People who are hospitalized in those facilities will be exempt from the coronavirus tests, he said, because they had already been tested before admission. Testing them again would add too much of a burden to local government offices that will have to administer the tests, Sohn added.
 
“On the other hand, workers and visitors come and go every day, [using] the facilities and [blending into] local society,” Sohn explained, “so our goal is to pre-emptively run an overall test to see whether there are any hidden infections, and if so, how large they are, and block those cases from leading to any community spread.”
 
Sohn said it will take an “extremely long time” to test 160,000 people, stressing cooperation from local government offices will be crucial.
 
 
In Busan, health officials said they would separately test all workers in the city’s care facilities for older people as a precaution. The cluster at Haeddeurak already seems to be subdued, but Busan officials voiced concerns about possibly seeing more infections in the coming days as workers and patients there go through isolation.
 
The virus is known to have an incubation period of 14 days.
 
A patient who had been hospitalized there before testing positive for the coronavirus this week died at 4 a.m. on Thursday, bringing total deaths linked to the cluster to two.
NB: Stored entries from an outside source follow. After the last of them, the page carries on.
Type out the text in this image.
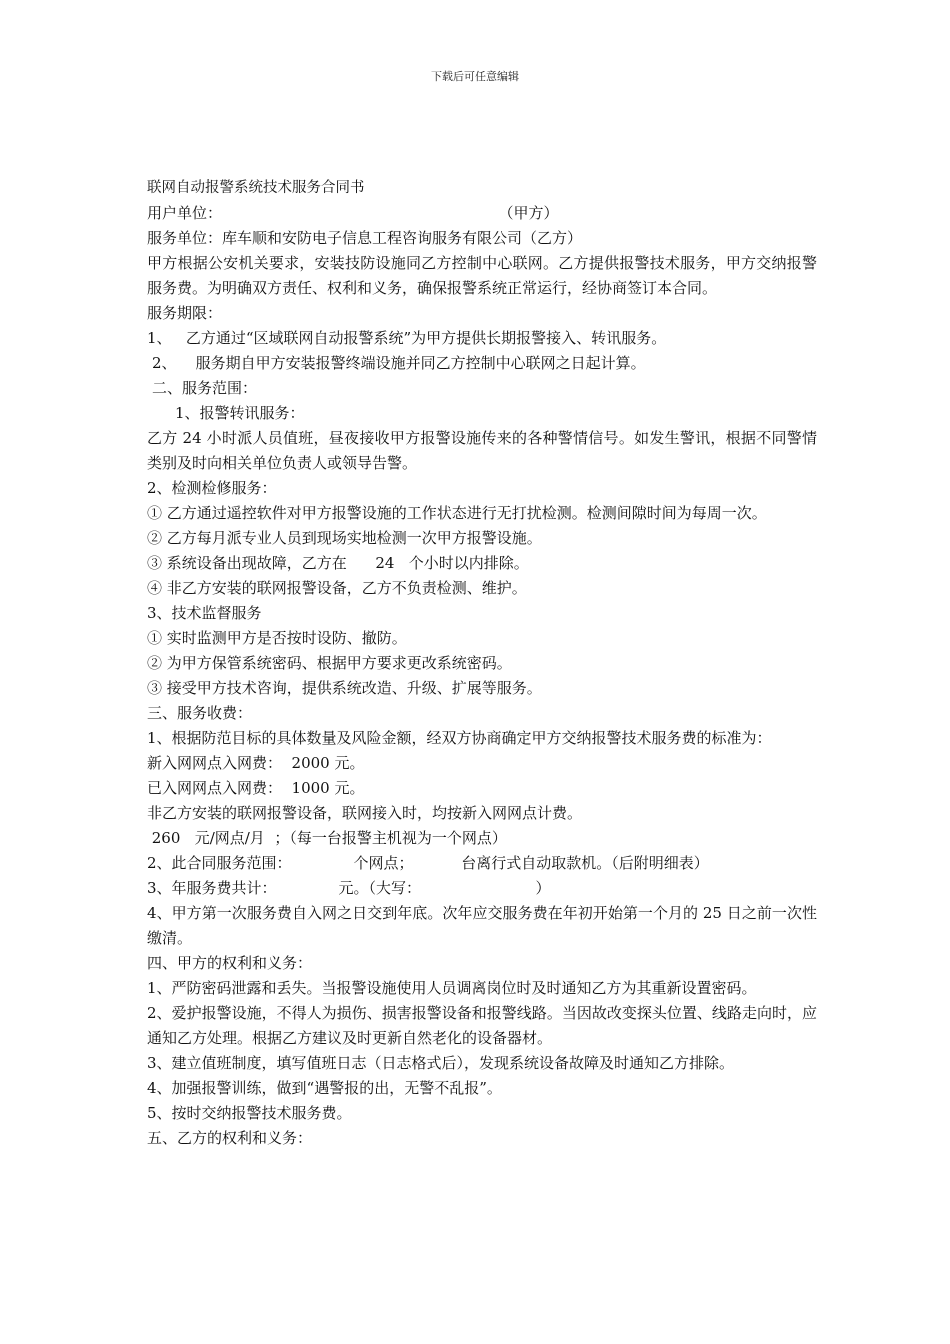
下载后可任意编辑
联网自动报警系统技术服务合同书
用户单位：                                                          （甲方）
服务单位：库车顺和安防电子信息工程咨询服务有限公司（乙方）
甲方根据公安机关要求，安装技防设施同乙方控制中心联网。乙方提供报警技术服务，甲方交纳报警服务费。为明确双方责任、权利和义务，确保报警系统正常运行，经协商签订本合同。
服务期限：
1、   乙方通过“区域联网自动报警系统”为甲方提供长期报警接入、转讯服务。
2、    服务期自甲方安装报警终端设施并同乙方控制中心联网之日起计算。
二、服务范围：
1、报警转讯服务：
乙方 24 小时派人员值班，昼夜接收甲方报警设施传来的各种警情信号。如发生警讯，根据不同警情类别及时向相关单位负责人或领导告警。
2、检测检修服务：
① 乙方通过遥控软件对甲方报警设施的工作状态进行无打扰检测。检测间隙时间为每周一次。
② 乙方每月派专业人员到现场实地检测一次甲方报警设施。
③ 系统设备出现故障，乙方在      24   个小时以内排除。
④ 非乙方安装的联网报警设备，乙方不负责检测、维护。
3、技术监督服务
① 实时监测甲方是否按时设防、撤防。
② 为甲方保管系统密码、根据甲方要求更改系统密码。
③ 接受甲方技术咨询，提供系统改造、升级、扩展等服务。
三、服务收费：
1、根据防范目标的具体数量及风险金额，经双方协商确定甲方交纳报警技术服务费的标准为：
新入网网点入网费：  2000 元。
已入网网点入网费：  1000 元。
非乙方安装的联网报警设备，联网接入时，均按新入网网点计费。
260   元/网点/月  ；（每一台报警主机视为一个网点）
2、此合同服务范围：             个网点；          台离行式自动取款机。（后附明细表）
3、年服务费共计：             元。（大写：                        ）
4、甲方第一次服务费自入网之日交到年底。次年应交服务费在年初开始第一个月的 25 日之前一次性缴清。
四、甲方的权利和义务：
1、严防密码泄露和丢失。当报警设施使用人员调离岗位时及时通知乙方为其重新设置密码。
2、爱护报警设施，不得人为损伤、损害报警设备和报警线路。当因故改变探头位置、线路走向时，应通知乙方处理。根据乙方建议及时更新自然老化的设备器材。
3、建立值班制度，填写值班日志（日志格式后），发现系统设备故障及时通知乙方排除。
4、加强报警训练，做到“遇警报的出，无警不乱报”。
5、按时交纳报警技术服务费。
五、乙方的权利和义务：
The first patient to have died in the cluster was posthumously diagnosed with the coronavirus Wednesday, after dying on Monday morning.
 
Among 110 people who tested positive for the virus Wednesday across the nation, 54 were in Busan, 22 in Seoul, 11 in Incheon, six in Gyeonggi and one each in Daejeon and Gangwon, according to data from the KDCA.
 
There were 15 imported cases, nearly half the previous day: two each from Uzbekistan, the United States and Myanmar and one each from the Philippines, Russia, India, France, Ukraine, Canada, Brazil, Egypt and Moldova.
 
One person died Wednesday, raising total deaths to 439, while 52 patients recovered, bringing total recoveries to 23,082. As of Wednesday at midnight, there were 24,988 coronavirus patients in all.
 
Virus clusters in Korea have largely come under control now with social distancing measures set at Level 1. The last major cluster the country saw was in mid-August from the Sarang Jeil Church, a politically controversial Presbyterian church in Seongbuk District, central Seoul. Three days after the first case in the church community arose on Aug. 12, a large-scale anti-Moon Jae-in rally was held in Gwanghwamun Square, downtown Seoul, on Korea’s Liberation Day, a national holiday.
 
Health authorities believe the church cluster led to the rally cluster, as hundreds of worshippers were later found to have participated in the street demonstration, flouting government warnings to stay home and self-isolate.
 
The Sarang Jeil Church cluster led to some 1,200 cases, while the Liberation Day rally cluster led to nearly 600. The biggest cluster Korea has ever seen to date emerged from the Shincheonji church in Daegu last February, to which some 5,000 cases have been traced, nearly one-fifth of the country’s current entire case load.